Despite great strides made by women in business over the past three decades, they are not widely represented in the business leadership of U.S. corporations. Although women comprise 47% of employees and hold one-third of all the MBAs granted, only 2% of the CEOs of Fortune 500 companies are female. In nearly half of the wider universe of Fortune 1000 companies, there are no women executives.
Despite the high visibility of women like Sheryl Sandberg and Marissa Meyer in tech companies like Facebook, Google, and Yahoo, women in tech don’t fare well in gender equity. The larger and better-known companies generally employ 70% men and 30% women. In specifically tech roles, such as coding and engineering, women make up only 16% of employees worldwide.
And in entrepreneurial start-ups? Women start tech companies only to get funding about 2%-3% of the time.
Explanations for Gender Success
While the figures may inch up, overall the lack of women in the upper corporate ranks and in tech is old news. It is generally attributed to the glass ceiling – the metaphor that the very upper ranks may look open but in fact are not. An increase in more powerful women at the pinnacle, the theory goes, would lead to more opportunities for women generally.
Looking at what women themselves think their success is attributable to, though, raises a question about whether all women even see the glass ceiling. A study conducted of what high-achieving women think success factors contributing to success revealed a split. Sixty percent believed that success was due to structural factors, such as limited or no conflicts between family responsibilities and the need to work long hours. Forty percent believed success was meritocratic, stemming from networks, abilities, and ambition. This group didn’t think the glass ceiling had explanatory power.

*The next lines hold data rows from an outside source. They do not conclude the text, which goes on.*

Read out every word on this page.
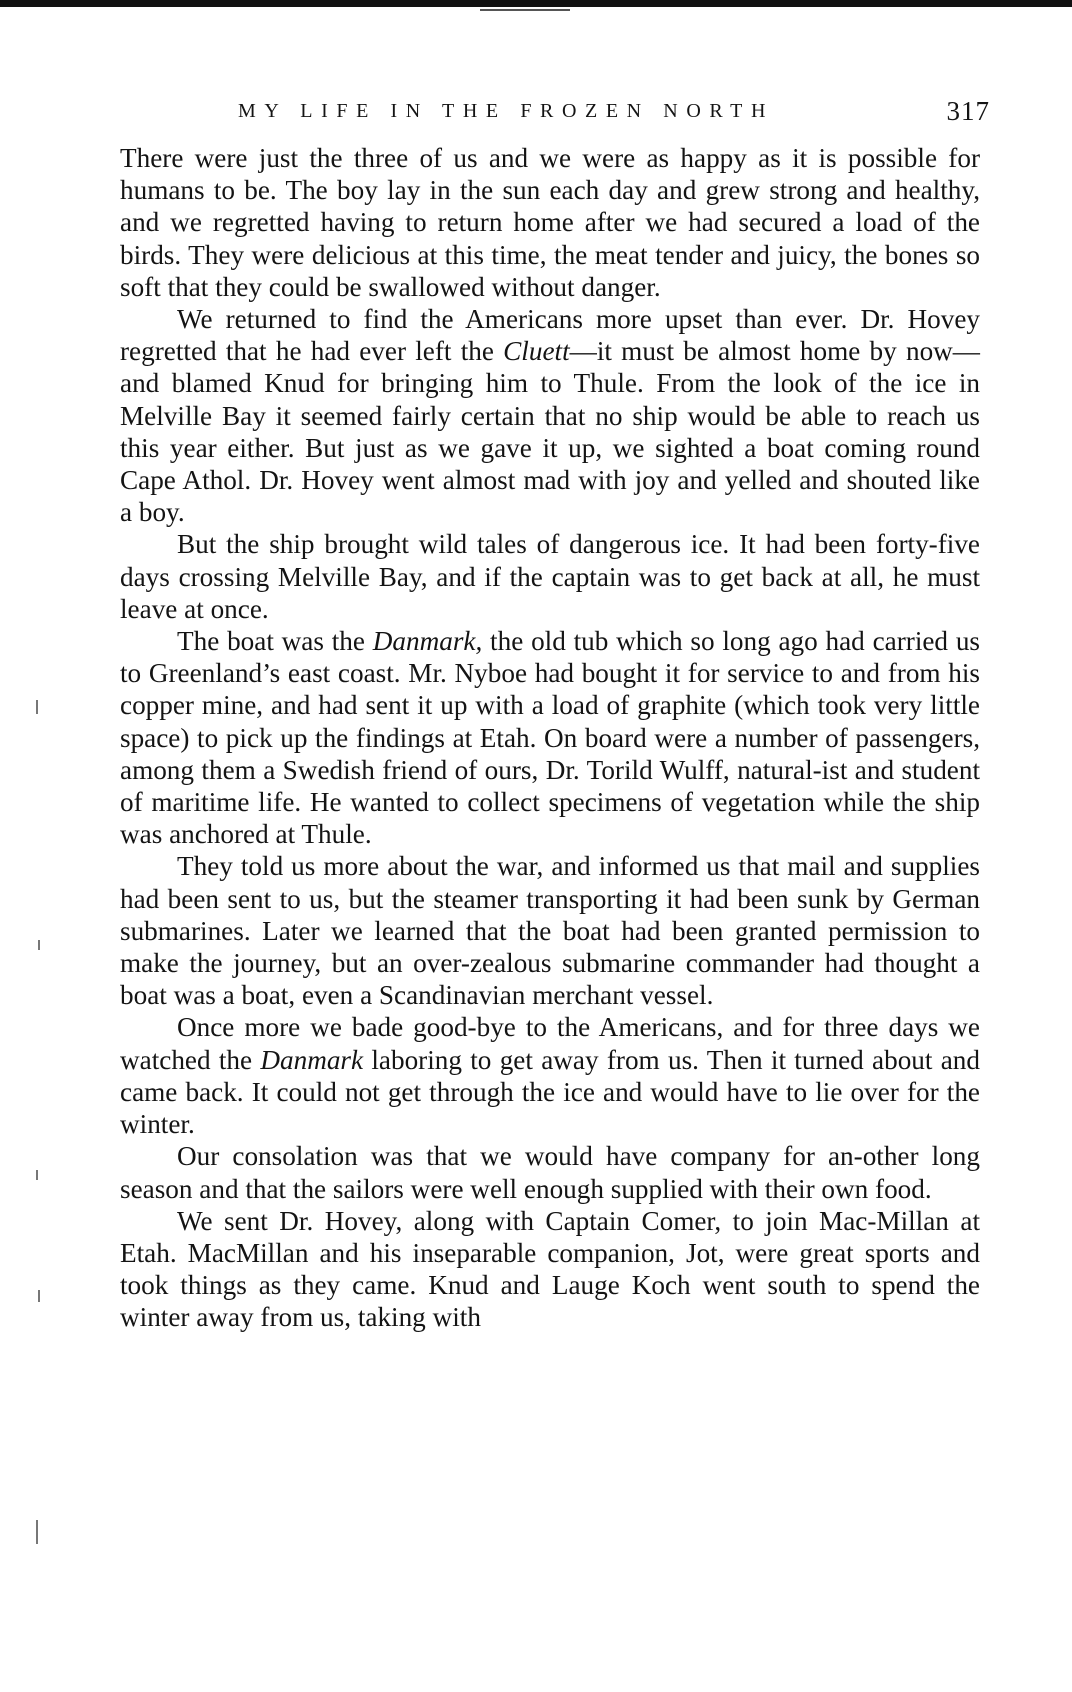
MY LIFE IN THE FROZEN NORTH	317

There were just the three of us and we were as happy as it is possible for humans to be. The boy lay in the sun each day and grew strong and healthy, and we regretted having to return home after we had secured a load of the birds. They were delicious at this time, the meat tender and juicy, the bones so soft that they could be swallowed without danger.

We returned to find the Americans more upset than ever. Dr. Hovey regretted that he had ever left the Cluett—it must be almost home by now—and blamed Knud for bringing him to Thule. From the look of the ice in Melville Bay it seemed fairly certain that no ship would be able to reach us this year either. But just as we gave it up, we sighted a boat coming round Cape Athol. Dr. Hovey went almost mad with joy and yelled and shouted like a boy.

But the ship brought wild tales of dangerous ice. It had been forty-five days crossing Melville Bay, and if the captain was to get back at all, he must leave at once.

The boat was the Danmark, the old tub which so long ago had carried us to Greenland’s east coast. Mr. Nyboe had bought it for service to and from his copper mine, and had sent it up with a load of graphite (which took very little space) to pick up the findings at Etah. On board were a number of passengers, among them a Swedish friend of ours, Dr. Torild Wulff, natural-ist and student of maritime life. He wanted to collect specimens of vegetation while the ship was anchored at Thule.

They told us more about the war, and informed us that mail and supplies had been sent to us, but the steamer transporting it had been sunk by German submarines. Later we learned that the boat had been granted permission to make the journey, but an over-zealous submarine commander had thought a boat was a boat, even a Scandinavian merchant vessel.

Once more we bade good-bye to the Americans, and for three days we watched the Danmark laboring to get away from us. Then it turned about and came back. It could not get through the ice and would have to lie over for the winter.

Our consolation was that we would have company for an-other long season and that the sailors were well enough supplied with their own food.

We sent Dr. Hovey, along with Captain Comer, to join Mac-Millan at Etah. MacMillan and his inseparable companion, Jot, were great sports and took things as they came. Knud and Lauge Koch went south to spend the winter away from us, taking with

The researchers note that the 40% of women who believe that success is meritocratic often attribute their success to support by institutions such as business schools. Their belief that success arises solely from merit and ambition aligns with the message of most U.S. business schools, as well as U.S. belief generally.
The 60% who believe that advancement is structural, point to issues such as gender stereotypes being a hindrance to women’s advancement. Women who are liked, for example, are often perceived as not authoritative, while women who are authoritative are not seen as likable.
Fostering Gender Equity
What, then, should be the business strategy for improving gender equity in the corporate suite of American business? One of the implications of the study, after all, was that 40% of women didn’t see the glass ceiling, but only individual actions. Their impetus to mentor and support other women might be overridden by loyalty to the institutions they saw as instrumental in their success.
The researchers suggest that more dissemination of how structural factors affect women would help rectify the 40/60 split. More support networks for women would also help women identify and share the causes and solutions to advancement.